The dangers of posting photographs online were highlighted in a recent case in New York.  A professional photographer posted her images on Instagram and was approached by a media outlet to use the images in an article.  They offered a paltry sum which the photographer refused.  The company side-stepped the law by then embedding the Instagram post in their website at no cost.  The court case ruled that under the terms of use this was a perfectly legitimate sub-license issued by Instagram. The full article can be read here.

The Small Print

So what do four of the largest social networks in the world expect you to sign away when you sign up to use their services.
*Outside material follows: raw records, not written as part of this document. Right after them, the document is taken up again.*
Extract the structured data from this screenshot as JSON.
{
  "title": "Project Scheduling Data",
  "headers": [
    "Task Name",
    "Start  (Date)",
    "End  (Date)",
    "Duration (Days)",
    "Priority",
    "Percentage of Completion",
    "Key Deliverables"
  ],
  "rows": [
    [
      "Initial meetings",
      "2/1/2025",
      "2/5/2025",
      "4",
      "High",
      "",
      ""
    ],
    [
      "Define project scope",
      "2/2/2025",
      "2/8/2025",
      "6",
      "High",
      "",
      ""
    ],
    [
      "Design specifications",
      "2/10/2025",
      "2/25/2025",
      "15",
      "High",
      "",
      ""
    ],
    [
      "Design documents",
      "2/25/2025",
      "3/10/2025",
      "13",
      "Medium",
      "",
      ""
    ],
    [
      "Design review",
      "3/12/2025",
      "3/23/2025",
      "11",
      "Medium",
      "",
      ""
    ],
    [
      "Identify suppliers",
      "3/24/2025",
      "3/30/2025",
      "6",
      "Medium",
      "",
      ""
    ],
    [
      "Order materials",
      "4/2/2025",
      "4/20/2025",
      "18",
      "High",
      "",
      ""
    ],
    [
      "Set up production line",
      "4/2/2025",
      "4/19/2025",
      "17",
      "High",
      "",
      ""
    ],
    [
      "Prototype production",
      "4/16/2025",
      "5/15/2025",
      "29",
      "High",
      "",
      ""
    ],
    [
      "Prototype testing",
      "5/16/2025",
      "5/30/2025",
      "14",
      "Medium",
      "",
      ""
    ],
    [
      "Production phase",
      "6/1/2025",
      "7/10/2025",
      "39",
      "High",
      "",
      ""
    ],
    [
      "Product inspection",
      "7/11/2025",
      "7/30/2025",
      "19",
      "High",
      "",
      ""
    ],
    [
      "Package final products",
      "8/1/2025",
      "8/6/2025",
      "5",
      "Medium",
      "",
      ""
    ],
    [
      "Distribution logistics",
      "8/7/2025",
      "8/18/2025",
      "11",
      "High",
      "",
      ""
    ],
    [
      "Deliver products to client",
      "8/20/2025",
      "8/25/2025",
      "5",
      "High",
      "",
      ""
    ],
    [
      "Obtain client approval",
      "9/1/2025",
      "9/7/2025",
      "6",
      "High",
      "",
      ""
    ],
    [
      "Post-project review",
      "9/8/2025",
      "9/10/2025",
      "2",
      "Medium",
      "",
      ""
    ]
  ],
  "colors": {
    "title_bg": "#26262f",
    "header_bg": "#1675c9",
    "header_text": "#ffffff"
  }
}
The following extracts are taken from the terms of service of the four providers.  If you want to read more, links to the full terms of use are given below each extract.

Facebooks Terms State:

We need certain permissions from you to provide our services:

Permission to use content that you create and share: ….. when you share, post or upload content that is covered by intellectual property rights on or in connection with our Products, you grant us a non-exclusive, transferable, sub-licensable, royalty-free and worldwide licence to host, use, distribute, modify, run, copy, publicly perform or display, translate and create derivative works of your content.

Instagram being part of the Facebook group uses very similar wording:

Permissions You Give to Us. As part of our agreement, you also give us permissions that we need to provide the Service.

We do not claim ownership of your content, but you grant us a license to use it……. when you share, post, or upload content that is covered by intellectual property rights (like photos or videos) on or in connection with our Service, you hereby grant to us a non-exclusive, royalty-free, transferable, sub-licensable, worldwide license to host, use, distribute, modify, run, copy, publicly perform or display, translate, and create derivative works of your content.

Linkedin states the following in their user agreement:

You own all of the content, feedback and personal information you provide to us, but you also grant us a non-exclusive license to it.

……you own the content and information that you submit or post to the Services, and you are only granting LinkedIn and our affiliates the following non-exclusive license:

A worldwide, transferable and sublicensable right to use, copy, modify, distribute, publish and process, information and content that you provide through our Services and the services of others, without any further consent, notice and/or compensation to you or others.

Twitter’s terms state:

You retain your rights to any Content you submit, post or display on or through the Services. What’s yours is yours — you own your Content (and your incorporated audio, photos and videos are considered part of the Content).

By submitting, posting or displaying Content on or through the Services, you grant us a worldwide, non-exclusive, royalty-free license (with the right to sublicense) to use, copy, reproduce, process, adapt, modify, publish, transmit, display and distribute such Content in any and all media or distribution methods now known or later developed

The Conclusion

So what does all this mean for photographers and other content creators.  Should we stop using these sites completely to protect our work? Or does this prevent us from accessing a valuable easily accessible audience for our work? It is clearly a fine balance between exposure and exploitation. And an area that generates more questions than answers.

My advice would be to continue to post but be fully aware of the terms you agree to on these platforms, only post low resolution images and use your watermark wherever possible.